Affiliated Research Faculty

Gene Brody

  • Gene Brody‘s research focuses on those family and school processes that are linked with academic and psychosocial competence among children and adolescents.  The contributions of parent-child relationships, sibling relationships, and classroom experiences during elementary and junior high school are of particular interest.

L. Stephen Miller

  • L. Stephen Miller works to understand central nervous system mechanisms related to cognition seen in aging, aging pathology, and traumatic brain injury. This is accomplished through the use of traditional neuropsychological paradigms, structural and functional magnetic resonance brain imaging (MRI/fMRI), and cognitive intervention.

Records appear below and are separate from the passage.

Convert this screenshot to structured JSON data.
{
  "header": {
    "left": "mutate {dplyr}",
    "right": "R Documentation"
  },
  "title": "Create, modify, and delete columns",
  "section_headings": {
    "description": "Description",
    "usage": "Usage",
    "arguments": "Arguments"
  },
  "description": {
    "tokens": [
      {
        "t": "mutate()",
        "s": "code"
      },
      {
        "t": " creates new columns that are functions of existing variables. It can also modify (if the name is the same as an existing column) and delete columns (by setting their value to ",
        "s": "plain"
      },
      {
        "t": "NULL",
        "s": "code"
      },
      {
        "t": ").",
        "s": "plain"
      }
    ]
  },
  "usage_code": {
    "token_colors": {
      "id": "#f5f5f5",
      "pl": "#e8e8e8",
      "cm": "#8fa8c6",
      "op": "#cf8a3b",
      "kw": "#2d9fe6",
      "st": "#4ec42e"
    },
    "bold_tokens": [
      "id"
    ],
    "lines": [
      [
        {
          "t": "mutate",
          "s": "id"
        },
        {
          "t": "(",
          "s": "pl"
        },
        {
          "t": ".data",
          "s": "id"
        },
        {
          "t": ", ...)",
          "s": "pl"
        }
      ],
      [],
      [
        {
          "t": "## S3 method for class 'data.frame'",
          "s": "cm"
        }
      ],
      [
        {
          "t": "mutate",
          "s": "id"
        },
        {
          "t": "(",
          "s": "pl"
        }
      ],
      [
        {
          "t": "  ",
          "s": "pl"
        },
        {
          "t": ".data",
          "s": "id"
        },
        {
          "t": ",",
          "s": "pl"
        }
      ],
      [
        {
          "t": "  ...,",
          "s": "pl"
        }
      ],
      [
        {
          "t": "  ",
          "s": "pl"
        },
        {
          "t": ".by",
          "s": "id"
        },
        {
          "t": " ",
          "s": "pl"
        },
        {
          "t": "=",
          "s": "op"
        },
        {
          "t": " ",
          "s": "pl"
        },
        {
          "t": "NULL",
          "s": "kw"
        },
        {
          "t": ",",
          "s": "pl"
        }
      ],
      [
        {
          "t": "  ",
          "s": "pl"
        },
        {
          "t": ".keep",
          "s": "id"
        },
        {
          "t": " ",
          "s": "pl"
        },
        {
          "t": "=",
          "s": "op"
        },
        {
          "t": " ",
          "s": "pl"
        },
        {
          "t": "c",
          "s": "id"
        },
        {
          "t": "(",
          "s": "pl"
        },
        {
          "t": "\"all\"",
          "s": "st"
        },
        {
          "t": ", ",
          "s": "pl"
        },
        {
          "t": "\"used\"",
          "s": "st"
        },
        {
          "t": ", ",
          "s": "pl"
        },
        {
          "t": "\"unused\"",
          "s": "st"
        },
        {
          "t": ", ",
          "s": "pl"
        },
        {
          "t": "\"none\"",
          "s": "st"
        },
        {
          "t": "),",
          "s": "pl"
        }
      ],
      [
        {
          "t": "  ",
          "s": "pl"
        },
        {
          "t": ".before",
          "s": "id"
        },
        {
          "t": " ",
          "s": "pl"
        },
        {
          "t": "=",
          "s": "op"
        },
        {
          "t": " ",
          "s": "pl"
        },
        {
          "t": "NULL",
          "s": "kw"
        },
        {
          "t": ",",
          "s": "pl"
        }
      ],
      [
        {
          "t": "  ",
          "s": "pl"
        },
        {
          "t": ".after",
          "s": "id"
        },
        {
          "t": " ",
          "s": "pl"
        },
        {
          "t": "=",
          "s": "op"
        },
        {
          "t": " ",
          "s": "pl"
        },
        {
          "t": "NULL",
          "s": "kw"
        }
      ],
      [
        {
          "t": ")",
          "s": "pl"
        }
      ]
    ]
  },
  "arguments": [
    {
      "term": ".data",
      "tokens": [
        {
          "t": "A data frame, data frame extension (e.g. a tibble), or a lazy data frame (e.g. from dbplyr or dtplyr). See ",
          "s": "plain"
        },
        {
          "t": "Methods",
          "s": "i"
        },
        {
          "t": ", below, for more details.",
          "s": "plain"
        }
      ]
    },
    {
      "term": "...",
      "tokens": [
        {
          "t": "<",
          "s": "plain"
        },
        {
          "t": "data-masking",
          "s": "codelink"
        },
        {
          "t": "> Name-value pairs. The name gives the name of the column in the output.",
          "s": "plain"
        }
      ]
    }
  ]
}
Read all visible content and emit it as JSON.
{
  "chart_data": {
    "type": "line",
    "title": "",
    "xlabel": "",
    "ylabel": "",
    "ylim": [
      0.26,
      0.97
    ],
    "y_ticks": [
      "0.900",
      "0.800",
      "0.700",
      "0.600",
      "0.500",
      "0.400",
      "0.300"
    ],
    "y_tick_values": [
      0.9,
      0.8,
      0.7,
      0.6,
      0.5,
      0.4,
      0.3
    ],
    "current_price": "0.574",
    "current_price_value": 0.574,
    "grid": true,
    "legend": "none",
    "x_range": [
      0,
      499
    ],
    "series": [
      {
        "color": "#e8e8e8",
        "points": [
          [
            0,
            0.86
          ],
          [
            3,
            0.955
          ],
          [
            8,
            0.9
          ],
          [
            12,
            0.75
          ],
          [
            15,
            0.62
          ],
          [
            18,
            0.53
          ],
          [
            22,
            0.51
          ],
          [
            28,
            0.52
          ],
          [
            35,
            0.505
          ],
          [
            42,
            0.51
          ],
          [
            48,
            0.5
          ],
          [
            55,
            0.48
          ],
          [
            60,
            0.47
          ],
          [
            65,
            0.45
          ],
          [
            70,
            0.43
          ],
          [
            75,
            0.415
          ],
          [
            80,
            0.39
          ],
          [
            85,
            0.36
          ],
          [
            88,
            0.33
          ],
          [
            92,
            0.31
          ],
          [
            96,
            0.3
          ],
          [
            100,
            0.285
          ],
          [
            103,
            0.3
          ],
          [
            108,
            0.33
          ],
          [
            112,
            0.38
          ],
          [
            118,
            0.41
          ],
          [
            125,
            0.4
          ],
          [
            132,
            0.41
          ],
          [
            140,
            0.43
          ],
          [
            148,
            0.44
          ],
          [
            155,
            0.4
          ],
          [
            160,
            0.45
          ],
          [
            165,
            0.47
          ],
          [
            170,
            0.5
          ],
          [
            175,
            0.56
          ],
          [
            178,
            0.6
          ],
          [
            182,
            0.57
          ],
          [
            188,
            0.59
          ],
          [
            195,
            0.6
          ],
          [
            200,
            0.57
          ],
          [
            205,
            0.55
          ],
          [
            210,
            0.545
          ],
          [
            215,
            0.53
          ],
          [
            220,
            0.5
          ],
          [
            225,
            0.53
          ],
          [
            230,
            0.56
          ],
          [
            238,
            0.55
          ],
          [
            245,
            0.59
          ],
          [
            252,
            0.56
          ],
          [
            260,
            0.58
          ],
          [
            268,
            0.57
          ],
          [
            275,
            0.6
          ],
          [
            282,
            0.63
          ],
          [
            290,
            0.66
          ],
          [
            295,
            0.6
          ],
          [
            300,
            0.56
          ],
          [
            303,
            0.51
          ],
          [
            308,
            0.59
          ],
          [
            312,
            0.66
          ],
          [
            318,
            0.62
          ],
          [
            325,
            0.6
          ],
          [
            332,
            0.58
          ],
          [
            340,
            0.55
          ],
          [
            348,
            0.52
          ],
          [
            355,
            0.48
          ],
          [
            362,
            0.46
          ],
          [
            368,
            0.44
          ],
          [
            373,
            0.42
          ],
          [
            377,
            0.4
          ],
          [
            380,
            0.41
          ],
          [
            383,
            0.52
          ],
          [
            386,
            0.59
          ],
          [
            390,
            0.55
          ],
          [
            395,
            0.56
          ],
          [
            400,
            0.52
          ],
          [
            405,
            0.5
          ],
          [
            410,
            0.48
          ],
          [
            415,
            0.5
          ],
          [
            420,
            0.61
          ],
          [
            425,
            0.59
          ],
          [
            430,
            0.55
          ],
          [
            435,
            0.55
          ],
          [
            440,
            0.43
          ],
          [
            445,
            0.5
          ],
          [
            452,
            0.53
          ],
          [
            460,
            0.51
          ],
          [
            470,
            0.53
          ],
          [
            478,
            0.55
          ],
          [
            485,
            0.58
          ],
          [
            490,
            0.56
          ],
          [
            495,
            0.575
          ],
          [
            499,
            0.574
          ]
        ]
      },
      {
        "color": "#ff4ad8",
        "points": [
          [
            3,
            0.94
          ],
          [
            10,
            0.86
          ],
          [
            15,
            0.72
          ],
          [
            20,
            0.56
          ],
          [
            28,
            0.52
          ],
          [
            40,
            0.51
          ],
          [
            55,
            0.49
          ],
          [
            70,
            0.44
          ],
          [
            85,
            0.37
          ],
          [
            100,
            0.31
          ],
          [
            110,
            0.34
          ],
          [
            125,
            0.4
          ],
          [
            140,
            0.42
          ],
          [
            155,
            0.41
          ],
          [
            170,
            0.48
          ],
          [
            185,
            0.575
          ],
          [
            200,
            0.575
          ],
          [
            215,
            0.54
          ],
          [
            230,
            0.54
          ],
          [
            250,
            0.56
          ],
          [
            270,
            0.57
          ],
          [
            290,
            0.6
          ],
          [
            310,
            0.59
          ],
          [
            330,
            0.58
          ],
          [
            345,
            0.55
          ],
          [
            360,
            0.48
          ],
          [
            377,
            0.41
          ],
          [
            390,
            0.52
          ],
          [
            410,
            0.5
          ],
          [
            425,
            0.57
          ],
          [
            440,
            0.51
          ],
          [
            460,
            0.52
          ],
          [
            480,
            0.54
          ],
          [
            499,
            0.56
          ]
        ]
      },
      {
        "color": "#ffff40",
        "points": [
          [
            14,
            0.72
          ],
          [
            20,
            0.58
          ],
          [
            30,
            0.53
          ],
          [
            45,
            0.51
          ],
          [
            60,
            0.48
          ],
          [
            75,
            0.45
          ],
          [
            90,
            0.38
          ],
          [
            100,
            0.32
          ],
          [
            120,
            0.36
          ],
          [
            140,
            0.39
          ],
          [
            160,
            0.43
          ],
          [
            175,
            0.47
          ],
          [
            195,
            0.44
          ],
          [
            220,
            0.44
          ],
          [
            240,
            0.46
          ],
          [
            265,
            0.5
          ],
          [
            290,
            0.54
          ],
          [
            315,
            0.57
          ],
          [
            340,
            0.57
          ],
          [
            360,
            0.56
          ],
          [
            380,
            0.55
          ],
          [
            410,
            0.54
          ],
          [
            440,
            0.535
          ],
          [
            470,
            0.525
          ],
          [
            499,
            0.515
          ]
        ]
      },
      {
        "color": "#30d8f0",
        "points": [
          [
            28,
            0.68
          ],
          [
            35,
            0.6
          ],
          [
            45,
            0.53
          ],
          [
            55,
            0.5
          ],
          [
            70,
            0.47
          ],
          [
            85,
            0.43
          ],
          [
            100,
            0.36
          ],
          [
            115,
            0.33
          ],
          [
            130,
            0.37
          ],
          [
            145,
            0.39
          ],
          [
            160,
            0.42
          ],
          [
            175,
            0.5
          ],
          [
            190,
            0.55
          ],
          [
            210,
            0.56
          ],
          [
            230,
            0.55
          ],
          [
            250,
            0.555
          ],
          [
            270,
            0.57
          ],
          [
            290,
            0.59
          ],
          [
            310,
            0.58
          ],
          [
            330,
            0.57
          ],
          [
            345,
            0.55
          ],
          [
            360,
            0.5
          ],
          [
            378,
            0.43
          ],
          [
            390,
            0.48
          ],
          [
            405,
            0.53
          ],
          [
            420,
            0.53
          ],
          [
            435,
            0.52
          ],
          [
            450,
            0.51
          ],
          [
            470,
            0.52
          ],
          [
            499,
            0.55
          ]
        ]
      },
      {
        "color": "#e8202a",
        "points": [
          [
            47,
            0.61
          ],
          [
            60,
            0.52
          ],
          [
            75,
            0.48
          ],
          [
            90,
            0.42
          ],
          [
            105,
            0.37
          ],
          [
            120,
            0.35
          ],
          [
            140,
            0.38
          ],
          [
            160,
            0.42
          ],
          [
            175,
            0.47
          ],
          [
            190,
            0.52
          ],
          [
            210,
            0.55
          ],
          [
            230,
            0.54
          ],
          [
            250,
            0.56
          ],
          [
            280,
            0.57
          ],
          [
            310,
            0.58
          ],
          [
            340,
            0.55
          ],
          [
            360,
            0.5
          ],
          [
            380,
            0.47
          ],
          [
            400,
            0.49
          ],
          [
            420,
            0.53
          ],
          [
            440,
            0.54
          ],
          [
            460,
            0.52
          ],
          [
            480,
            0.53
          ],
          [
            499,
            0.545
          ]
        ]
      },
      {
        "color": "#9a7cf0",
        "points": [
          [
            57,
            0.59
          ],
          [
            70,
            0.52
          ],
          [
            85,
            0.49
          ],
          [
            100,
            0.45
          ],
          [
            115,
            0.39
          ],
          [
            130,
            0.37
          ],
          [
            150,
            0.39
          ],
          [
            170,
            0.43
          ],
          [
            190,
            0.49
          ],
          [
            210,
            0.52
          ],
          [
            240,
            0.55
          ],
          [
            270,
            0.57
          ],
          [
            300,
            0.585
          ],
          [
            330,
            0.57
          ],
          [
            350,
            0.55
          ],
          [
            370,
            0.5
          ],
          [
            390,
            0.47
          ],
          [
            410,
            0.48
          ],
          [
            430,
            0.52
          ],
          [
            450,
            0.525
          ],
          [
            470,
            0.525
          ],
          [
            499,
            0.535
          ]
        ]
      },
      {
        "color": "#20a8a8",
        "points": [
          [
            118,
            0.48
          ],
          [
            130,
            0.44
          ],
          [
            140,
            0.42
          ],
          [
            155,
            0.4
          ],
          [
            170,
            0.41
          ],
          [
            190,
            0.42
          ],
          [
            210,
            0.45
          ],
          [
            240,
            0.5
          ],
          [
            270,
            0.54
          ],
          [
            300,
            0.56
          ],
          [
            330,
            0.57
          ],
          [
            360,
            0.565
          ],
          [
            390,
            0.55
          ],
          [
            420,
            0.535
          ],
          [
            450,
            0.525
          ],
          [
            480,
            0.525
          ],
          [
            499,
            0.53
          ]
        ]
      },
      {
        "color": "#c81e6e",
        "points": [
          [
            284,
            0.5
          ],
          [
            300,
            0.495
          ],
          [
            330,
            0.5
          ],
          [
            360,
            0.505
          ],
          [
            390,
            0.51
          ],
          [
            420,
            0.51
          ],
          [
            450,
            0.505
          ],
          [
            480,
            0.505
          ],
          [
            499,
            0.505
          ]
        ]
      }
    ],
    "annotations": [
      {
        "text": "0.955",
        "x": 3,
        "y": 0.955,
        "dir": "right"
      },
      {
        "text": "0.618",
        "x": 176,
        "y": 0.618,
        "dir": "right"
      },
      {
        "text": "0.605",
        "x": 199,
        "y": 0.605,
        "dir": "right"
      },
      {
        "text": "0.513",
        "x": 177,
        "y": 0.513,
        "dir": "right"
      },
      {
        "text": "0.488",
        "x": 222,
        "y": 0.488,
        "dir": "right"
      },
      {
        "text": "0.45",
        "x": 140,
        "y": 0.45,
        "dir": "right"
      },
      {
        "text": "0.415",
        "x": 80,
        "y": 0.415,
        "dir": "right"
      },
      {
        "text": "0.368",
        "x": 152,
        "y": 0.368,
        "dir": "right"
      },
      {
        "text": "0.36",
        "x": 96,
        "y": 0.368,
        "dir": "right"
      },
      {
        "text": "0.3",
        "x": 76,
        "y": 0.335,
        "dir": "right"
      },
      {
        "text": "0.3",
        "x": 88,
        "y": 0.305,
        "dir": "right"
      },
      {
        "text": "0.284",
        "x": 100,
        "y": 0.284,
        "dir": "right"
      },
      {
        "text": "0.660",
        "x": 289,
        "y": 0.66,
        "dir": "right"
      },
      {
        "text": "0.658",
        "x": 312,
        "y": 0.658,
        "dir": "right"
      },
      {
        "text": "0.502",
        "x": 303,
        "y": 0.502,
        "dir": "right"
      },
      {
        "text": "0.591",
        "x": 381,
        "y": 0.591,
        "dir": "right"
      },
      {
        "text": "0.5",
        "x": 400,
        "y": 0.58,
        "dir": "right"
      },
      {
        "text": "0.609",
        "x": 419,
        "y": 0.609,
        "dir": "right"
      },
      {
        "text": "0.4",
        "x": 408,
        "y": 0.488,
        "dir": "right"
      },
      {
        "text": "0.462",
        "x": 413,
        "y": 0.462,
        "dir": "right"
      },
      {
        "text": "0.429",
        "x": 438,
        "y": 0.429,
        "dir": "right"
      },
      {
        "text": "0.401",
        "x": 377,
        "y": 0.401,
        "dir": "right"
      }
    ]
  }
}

Special foci of this work include geriatric aging and functional independence, aging psychopathology, concussive injury, and evaluation of data validity.

Assaf Oshri

  • Assaf Oshri is interested in youth positive well-being and resilience. In my program of research I focus on understanding the development of youth well-being and risk using multi-level research (e.g., parenting, neuroeconomics, behavioral and neurobiological processes). Specifically, my laboratory team and I aim to conduct research that elucidates the mechanisms that underlie the link between early life stress in childhood (e.g., child maltreatment, poverty, cultural stress) and adolescent behavioral risk (e.g. substance use and sexual risk behaviors) and resilience. I hope that knowledge generated by my research would inform intervention and prevention programs, as well as promote resilience among children and adolescents at risk.

Lisa Renzi-Hammond

  • Lisa Renzi-Hammond studies the ways in which visual function can serve as a biomarker for central nervous system health and function across the lifespan. She is faculty in the College of Public Health and retains strong ties to the UGA Psychology Department through both teaching activities and research collaboration.